Elliott was previously the associate national political director for Clean Water Action Alliance, one of the nation's largest environmental organizations, before leaving that position to coordinate local operations for Ellison. In his position with Clean Water Action, Elliott spent a large amount of time lobbying legislators at the Minnesota Legislature. It was there that he got to know Ellison, who represented part of Downtown in the House from 2002 until he was elected to Congress last fall. Elliott worked on Ellison's campaign early on and Clean Water Action endorsed the congressional candidate.
After Ellison was elected, the opportunity to create a local office for a progressive member of Congress drew Elliott away from his position at Clean Water Action.
“The opportunity doesn't come along very often,” Elliott said.
Elliott completed his master's degree in environmental policy at the University of Minnesota's Hubert H. Humphrey Institute of Public Affairs in 1998. He knows Minneapolis well because he and his wife, Geri Katz, both grew up in Southwest - he in Fulton and she in Lynnhurst.
“I grew up with my family walking around the lakes, fishing at the lakes,” Elliott said.
The other permanent full-time staff member in the district office is Trayshana Thomas, who manages Ellison's schedule when he's in Minneapolis. Thomas has worked with Ellison for eight years, serving as a legal assistant at his law office and working on his campaigns for both the Minnesota Legislature and Congress.
She said Ellison's schedule is packed when he returns to the district each weekend. He tries to get to some type of public venue to engage with constituents each weekend, attend a faith-based gathering every Sunday, and schedule meetings with organizations such as labor groups.
“We're getting a lot of requests [to meet with Ellison] from just about every arena,” Thomas said.
As the district's office is getting up and running, a lot of calls and communication have been going to Ellison's Washington, D.C., office. Although those offices aren't fully functioning yet, either - staff members aren't yet receiving e-mails, for example - Communications Director Rick Jauert said the office received about 75 phone calls from district constituents alone in the last week of January. One of the main issues constituents have called about is their opposition to the president's plan to send more troops to Iraq, Jauert said. He said the office is still receiving a huge number of press calls from all around the world, but the congressman is trying to keep his focus on constituents in his district.
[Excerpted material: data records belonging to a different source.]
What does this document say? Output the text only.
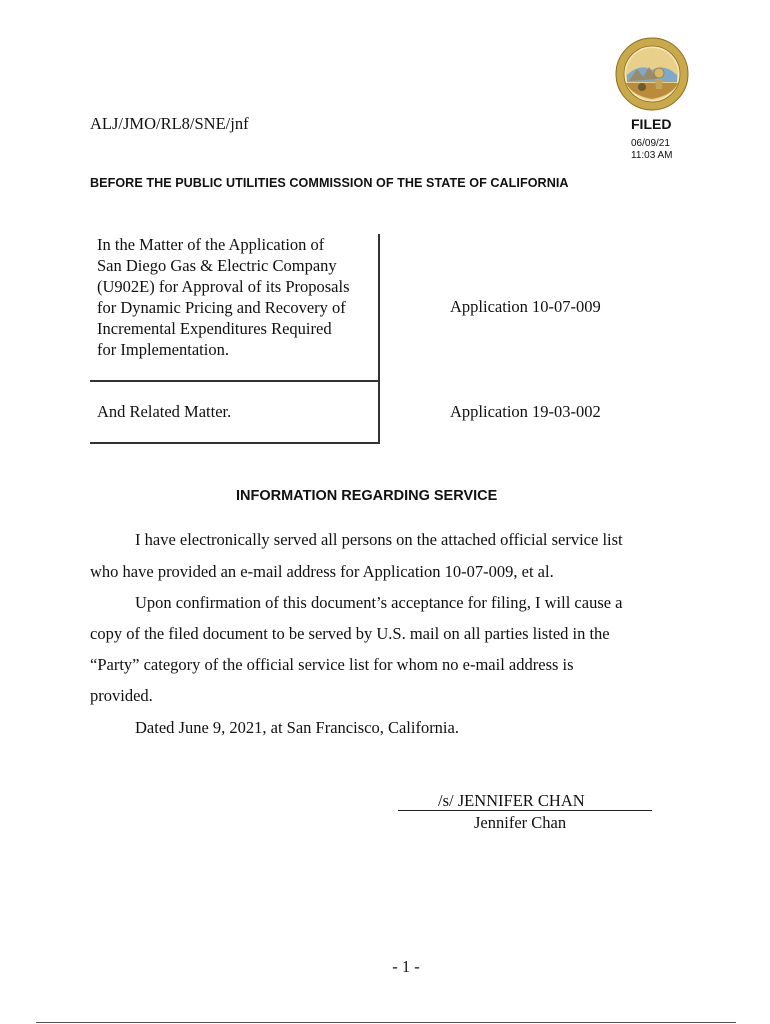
ALJ/JMO/RL8/SNE/jnf	FILED
06/09/21
11:03 AM
BEFORE THE PUBLIC UTILITIES COMMISSION OF THE STATE OF CALIFORNIA
In the Matter of the Application of
San Diego Gas & Electric Company
(U902E) for Approval of its Proposals
for Dynamic Pricing and Recovery of
Incremental Expenditures Required
for Implementation.
Application 10-07-009
And Related Matter.	Application 19-03-002
INFORMATION REGARDING SERVICE
I have electronically served all persons on the attached official service list
who have provided an e-mail address for Application 10-07-009, et al.
Upon confirmation of this document’s acceptance for filing, I will cause a
copy of the filed document to be served by U.S. mail on all parties listed in the
“Party” category of the official service list for whom no e-mail address is
provided.
Dated June 9, 2021, at San Francisco, California.
/s/ JENNIFER CHAN
Jennifer Chan
- 1 -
Jauert, who has worked on Capitol Hill for other Minnesota representatives including Congresswoman Betty McCollum, Congressman Bruce Vento and Congressman Gerry Sikorski, said the amount of attention and the number of calls Ellison has received is something he hasn't seen before.
“I've been here for 25 years, and I've never seen anything like this,” Jauert said.
Although Ellison's overbooked schedule and attempt to be out in the district as much as possible when in Minnesota has prevented him from spending much time in his office in the Urban League building, he has a small office there adorned with large, colorful letters hanging on the wall that spell “peace,” a central message of his campaign. The search is currently underway for a permanent district office space, for which the Minneapolis Urban League building is still a strong contender. Elliott said the North Side location is good because it is easily accessible from Downtown, can be reached via bus routes from all over the city and has free parking. Draw a diagonal line through the Fifth Congressional District - which includes Minneapolis and 12 inner-ring suburbs - and the Urban League building is near the center, Elliott said. It was also where Ellison's law office used to be, which made it accessible immediately.
“It was a place that was available to us so that he could have the doors open the day he was sworn in,” Elliott said.